From the perspective of the data-classification effect, we can mainly conclude that the XGBoost-MCP model showed a good performance in the automatic classification of modern Chinese poetry styles. This is obviously superior to the other three mainstream classification algorithms, which is consistent with the conclusions of Shwartz-Ziv and Armon [54]. However, only four models were selected for the analysis of experimental results; therefore, an exploration of the performance of other models in terms pf the classification of modern Chinese poetry styles should be a subject of future research. There are still a large number of poems with unspecified styles, so this classifier can be used to assist in classification.
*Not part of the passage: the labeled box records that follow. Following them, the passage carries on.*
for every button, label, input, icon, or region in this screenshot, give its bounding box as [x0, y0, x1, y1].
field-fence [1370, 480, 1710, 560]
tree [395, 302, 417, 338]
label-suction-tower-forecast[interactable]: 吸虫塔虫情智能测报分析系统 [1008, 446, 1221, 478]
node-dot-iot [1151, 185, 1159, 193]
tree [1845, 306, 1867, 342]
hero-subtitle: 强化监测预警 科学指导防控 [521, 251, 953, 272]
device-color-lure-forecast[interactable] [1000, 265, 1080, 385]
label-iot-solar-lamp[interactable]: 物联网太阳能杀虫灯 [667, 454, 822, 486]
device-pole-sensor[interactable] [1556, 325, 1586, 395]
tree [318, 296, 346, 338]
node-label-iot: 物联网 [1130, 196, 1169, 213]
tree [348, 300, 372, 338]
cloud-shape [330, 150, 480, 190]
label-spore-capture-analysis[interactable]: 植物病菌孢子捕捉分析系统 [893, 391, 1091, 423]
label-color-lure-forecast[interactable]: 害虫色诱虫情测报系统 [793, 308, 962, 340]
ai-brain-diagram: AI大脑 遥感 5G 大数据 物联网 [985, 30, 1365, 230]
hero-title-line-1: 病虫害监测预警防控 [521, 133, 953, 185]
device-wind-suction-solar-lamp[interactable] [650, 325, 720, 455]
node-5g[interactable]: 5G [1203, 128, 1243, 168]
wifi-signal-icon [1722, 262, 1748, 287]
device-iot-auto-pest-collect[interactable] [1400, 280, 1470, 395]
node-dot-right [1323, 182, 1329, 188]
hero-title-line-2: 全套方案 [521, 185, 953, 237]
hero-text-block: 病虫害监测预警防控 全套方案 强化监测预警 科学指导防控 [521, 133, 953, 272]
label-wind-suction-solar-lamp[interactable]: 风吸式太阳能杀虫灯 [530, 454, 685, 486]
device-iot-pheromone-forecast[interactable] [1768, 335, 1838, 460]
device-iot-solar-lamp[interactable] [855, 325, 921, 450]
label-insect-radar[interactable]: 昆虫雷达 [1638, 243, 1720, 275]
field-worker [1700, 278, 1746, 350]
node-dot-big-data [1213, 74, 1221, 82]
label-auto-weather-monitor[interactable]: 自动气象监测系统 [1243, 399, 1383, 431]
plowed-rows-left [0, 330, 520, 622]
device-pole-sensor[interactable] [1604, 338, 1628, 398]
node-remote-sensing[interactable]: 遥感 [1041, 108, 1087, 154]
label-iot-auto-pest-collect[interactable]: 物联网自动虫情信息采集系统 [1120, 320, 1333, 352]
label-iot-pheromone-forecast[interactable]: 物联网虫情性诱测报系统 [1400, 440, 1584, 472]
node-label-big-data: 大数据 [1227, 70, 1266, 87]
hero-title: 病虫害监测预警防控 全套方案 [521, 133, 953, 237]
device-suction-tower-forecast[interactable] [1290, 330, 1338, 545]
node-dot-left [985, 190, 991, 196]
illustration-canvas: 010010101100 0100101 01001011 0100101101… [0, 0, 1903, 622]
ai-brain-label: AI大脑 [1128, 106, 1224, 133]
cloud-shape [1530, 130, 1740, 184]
This highlights the potential of machine learning algorithms to innovate the way poetry is taught and researched. Continued research and exploration of the application of natural language processing to literary classification could lead to further improvements in classification models and contribute to the continued development of poetry education.